Jumanji: The Next Level

Jumanji: Welcome to the Jungle was a welcomed surprised when it hit theaters in 2017, mostly thanks to its talented cast inhibiting the mindset of a group of teenage friends. Seeing Dwayne Johnson take on the role of an asmatic unpopular school kid or Jack Black act like a self-centered cheerleader is pure entertainment. Throw them all into a video game world, and it’s no wonder the film made close to $1 billion at the box office. Sony is now going for a new high score with Jumanji: The Next Level, using the same formula that worked so well the first time around but changing who plays who. Once again, the film is entertaining, although it starts to feel repetitive this second time around.


Following their high school senior year, friends Spencer, Martha, Bethany, and Fridge have gone off to separate colleges to do their own thing. Spencer and Martha are no longer a couple, either, but with everyone coming back into town for the holidays it’s an ideal time to catch up with the group. Spencer, believing he is no longer the same guy he used to be, dreams of becoming the fearless Dr. Smolder Bravestone again and decides to boot up the busted Jumanji video game once more. When the rest of the group realizes what he’s done, they decide to go in after him. But even though they know what to expect this time around, the game throws them another curveball by not letting them select their players. Furthermore, it sucks Spencer’s grandfather Eddie and his former restaurant partner Milo into the game as well. Trapped inside the game once more, the friends are going to have to survive through its levels if they’re going to reach the real world.
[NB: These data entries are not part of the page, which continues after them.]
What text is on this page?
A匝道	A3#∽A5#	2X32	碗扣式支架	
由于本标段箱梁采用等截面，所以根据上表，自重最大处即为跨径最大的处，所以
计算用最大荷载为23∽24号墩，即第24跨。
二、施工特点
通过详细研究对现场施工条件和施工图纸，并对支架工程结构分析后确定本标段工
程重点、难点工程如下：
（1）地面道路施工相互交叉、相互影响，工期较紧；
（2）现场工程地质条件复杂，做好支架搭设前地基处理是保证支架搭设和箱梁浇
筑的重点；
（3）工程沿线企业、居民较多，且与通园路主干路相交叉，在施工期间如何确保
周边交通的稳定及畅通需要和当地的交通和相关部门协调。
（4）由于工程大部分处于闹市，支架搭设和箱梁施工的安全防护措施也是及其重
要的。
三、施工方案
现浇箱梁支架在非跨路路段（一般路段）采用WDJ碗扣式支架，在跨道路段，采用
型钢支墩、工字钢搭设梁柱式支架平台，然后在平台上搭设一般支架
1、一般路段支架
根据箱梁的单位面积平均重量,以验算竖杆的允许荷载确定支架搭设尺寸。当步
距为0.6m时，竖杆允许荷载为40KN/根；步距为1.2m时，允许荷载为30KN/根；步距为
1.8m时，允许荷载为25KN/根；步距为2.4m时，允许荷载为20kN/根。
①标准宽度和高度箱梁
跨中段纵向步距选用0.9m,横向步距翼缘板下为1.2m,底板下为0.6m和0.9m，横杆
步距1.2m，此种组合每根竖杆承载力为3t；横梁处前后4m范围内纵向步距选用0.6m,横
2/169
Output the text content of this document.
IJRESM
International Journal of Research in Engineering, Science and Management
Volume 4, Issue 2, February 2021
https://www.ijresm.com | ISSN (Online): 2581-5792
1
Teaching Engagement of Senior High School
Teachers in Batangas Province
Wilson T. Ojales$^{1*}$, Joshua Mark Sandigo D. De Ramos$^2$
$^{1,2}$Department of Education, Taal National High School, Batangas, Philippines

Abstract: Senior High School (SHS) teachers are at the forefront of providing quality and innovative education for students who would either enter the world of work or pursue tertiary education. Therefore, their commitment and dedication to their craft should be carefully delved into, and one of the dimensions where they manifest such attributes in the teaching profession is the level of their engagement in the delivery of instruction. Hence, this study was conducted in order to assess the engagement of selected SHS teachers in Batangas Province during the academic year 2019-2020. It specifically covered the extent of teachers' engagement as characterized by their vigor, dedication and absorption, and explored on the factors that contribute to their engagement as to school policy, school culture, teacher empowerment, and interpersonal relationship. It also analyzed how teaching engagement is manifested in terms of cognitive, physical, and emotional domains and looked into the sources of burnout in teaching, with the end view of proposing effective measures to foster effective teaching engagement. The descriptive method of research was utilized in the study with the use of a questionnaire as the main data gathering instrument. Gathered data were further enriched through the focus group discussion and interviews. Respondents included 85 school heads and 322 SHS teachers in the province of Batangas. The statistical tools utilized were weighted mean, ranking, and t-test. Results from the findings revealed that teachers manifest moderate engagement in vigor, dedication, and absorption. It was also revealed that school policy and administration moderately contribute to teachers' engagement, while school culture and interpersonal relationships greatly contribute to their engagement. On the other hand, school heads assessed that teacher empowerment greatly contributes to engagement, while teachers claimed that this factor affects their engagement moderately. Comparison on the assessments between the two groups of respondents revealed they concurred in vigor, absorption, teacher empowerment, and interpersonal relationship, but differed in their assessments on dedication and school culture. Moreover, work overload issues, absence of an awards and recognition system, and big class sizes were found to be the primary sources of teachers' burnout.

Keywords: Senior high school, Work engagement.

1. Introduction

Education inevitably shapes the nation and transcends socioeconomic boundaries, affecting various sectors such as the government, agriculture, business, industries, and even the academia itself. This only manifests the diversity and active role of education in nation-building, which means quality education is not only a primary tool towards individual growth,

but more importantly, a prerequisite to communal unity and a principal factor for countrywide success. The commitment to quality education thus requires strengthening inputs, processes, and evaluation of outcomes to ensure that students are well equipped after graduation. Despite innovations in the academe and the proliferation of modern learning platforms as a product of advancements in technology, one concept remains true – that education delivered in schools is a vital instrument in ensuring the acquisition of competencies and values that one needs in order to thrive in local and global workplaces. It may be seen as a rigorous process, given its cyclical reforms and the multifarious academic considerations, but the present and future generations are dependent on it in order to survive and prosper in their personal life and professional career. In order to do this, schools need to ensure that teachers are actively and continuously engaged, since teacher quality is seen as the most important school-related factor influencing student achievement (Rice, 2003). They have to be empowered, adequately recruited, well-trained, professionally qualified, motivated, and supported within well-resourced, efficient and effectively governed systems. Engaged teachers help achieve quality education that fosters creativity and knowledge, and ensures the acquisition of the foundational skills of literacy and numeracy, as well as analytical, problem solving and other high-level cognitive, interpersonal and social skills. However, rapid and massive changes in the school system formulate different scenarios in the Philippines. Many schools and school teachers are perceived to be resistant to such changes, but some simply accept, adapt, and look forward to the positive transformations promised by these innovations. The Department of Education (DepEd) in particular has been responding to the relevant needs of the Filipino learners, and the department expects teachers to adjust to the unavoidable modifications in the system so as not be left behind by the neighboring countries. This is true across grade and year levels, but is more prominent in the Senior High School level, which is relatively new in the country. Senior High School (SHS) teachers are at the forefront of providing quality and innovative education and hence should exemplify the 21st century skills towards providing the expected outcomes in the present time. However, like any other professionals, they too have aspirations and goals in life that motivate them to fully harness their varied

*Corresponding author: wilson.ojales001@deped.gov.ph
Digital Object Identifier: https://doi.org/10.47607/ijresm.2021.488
There isn’t much new with Jumanji: The Next Level to be honest as it mostly relies on the same gimmick of the main cast embodying the persona of the least likely person. This time around, the focus is on The Rock and Kevin Hart doing their best Danny DeVito and Danny Glover impressions. Admittingly Hart is much better at being Glover than The Rock is at DeVito, but the shtick wears off pretty quickly. We get it, they’re old.
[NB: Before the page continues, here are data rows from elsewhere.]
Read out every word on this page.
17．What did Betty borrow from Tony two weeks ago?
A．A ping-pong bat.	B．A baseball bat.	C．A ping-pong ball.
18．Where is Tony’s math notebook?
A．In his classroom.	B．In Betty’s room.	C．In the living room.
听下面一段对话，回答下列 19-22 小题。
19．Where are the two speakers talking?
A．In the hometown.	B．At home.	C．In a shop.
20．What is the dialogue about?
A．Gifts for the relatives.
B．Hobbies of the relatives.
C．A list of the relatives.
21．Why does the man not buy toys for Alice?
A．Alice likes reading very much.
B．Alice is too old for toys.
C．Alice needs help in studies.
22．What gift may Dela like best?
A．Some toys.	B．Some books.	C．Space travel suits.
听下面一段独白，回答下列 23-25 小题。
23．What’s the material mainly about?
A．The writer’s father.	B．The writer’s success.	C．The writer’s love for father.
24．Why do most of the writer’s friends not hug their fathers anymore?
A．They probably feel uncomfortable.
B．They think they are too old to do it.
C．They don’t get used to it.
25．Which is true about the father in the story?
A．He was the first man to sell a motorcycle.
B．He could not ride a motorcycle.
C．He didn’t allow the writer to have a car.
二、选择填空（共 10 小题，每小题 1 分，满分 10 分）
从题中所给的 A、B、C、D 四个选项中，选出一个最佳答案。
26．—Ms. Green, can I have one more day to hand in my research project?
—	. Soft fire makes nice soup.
Not surprising, it’s Jack Black who once again garners the most laughter. Instead of being the ditzy teenage girl this time around, he embraces his last name and becomes the 6’0” black guy, Fridge. It’s pretty hilarious and a testament to how talented Jack Black is in that he manages to pull it off so well. Whereas everyone else and their characters quickly get stale, he always remains funny. Black is also joined by newcomer Awkwafina, who becomes Spencer’s new avatar. She brings some refreshing new humor to the group and I couldn’t help but get flashbacks to The Farewell every time she calls The Rock ‘grandpa.’
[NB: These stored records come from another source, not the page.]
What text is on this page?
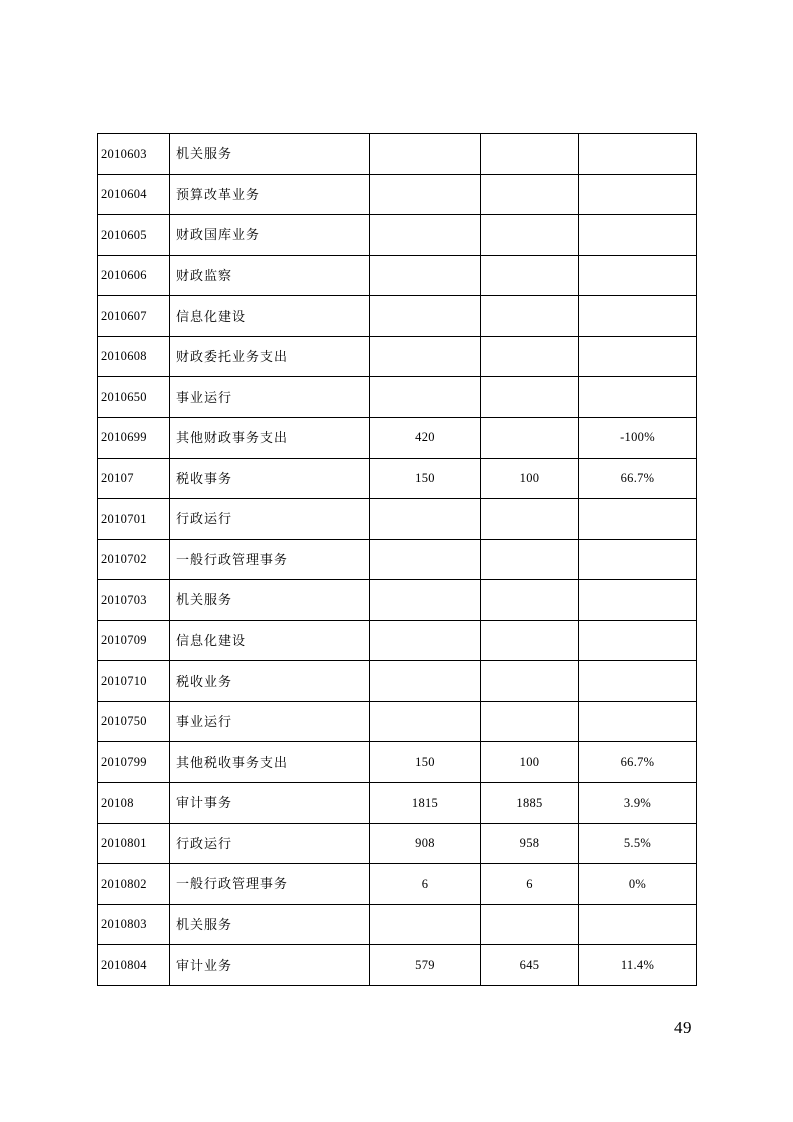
2010603	机关服务			
2010604	预算改革业务			
2010605	财政国库业务			
2010606	财政监察			
2010607	信息化建设			
2010608	财政委托业务支出			
2010650	事业运行			
2010699	其他财政事务支出	420		-100%
20107	税收事务	150	100	66.7%
2010701	行政运行			
2010702	一般行政管理事务			
2010703	机关服务			
2010709	信息化建设			
2010710	税收业务			
2010750	事业运行			
2010799	其他税收事务支出	150	100	66.7%
20108	审计事务	1815	1885	3.9%
2010801	行政运行	908	958	5.5%
2010802	一般行政管理事务	6	6	0%
2010803	机关服务			
2010804	审计业务	579	645	11.4%
49
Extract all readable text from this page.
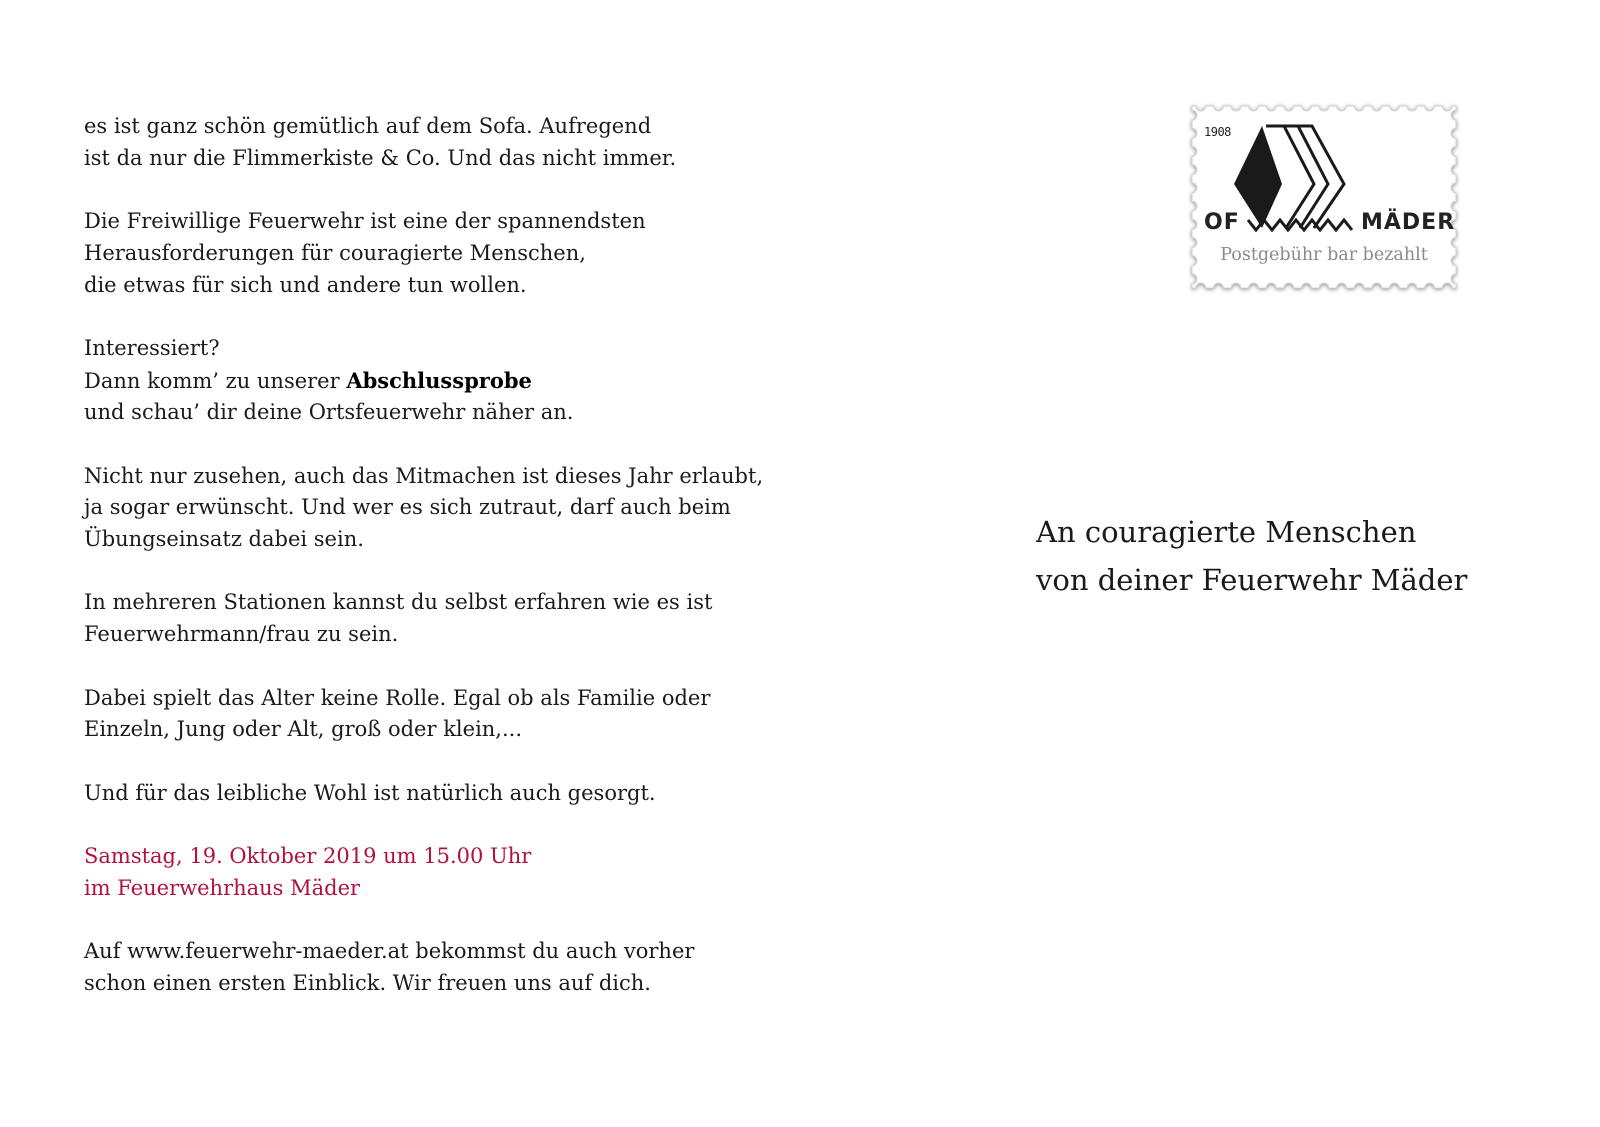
es ist ganz schön gemütlich auf dem Sofa. Aufregend
ist da nur die Flimmerkiste & Co. Und das nicht immer.
Die Freiwillige Feuerwehr ist eine der spannendsten
Herausforderungen für couragierte Menschen,
die etwas für sich und andere tun wollen.
Interessiert?
Dann komm’ zu unserer Abschlussprobe
und schau’ dir deine Ortsfeuerwehr näher an.
Nicht nur zusehen, auch das Mitmachen ist dieses Jahr erlaubt,
ja sogar erwünscht. Und wer es sich zutraut, darf auch beim
Übungseinsatz dabei sein.
In mehreren Stationen kannst du selbst erfahren wie es ist
Feuerwehrmann/frau zu sein.
Dabei spielt das Alter keine Rolle. Egal ob als Familie oder
Einzeln, Jung oder Alt, groß oder klein,...
Und für das leibliche Wohl ist natürlich auch gesorgt.
Samstag, 19. Oktober 2019 um 15.00 Uhr
im Feuerwehrhaus Mäder
Auf www.feuerwehr-maeder.at bekommst du auch vorher
schon einen ersten Einblick. Wir freuen uns auf dich.
1908
OF	MÄDER
Postgebühr bar bezahlt
An couragierte Menschen
von deiner Feuerwehr Mäder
Aside from the new characters and different personas, there isn’t much that’s new to The Next Level. The film is nothing more than a simple redesign of the first. It’s not bad; it’s just not great either. If you had fun with Welcome to the Jungle, you’ll have fun here too. Just maybe not as much. The group still has to progress through various levels, defeat the bad guy boss, this time around played by Game of Thrones’ Rory McCann, and save all of Jumanji. There’s not much to any of the other characters or story because everything else takes a backseat to their impersonations.


Jumanji: The Next Level indeed feels like just another level to the same game rather than a full sequel that builds upon what the first established. It’s entertaining but there’s nothing inventive about it. Switching around who plays who provides some temporary laughs, but once those wear off there’s not much meat left on its bones.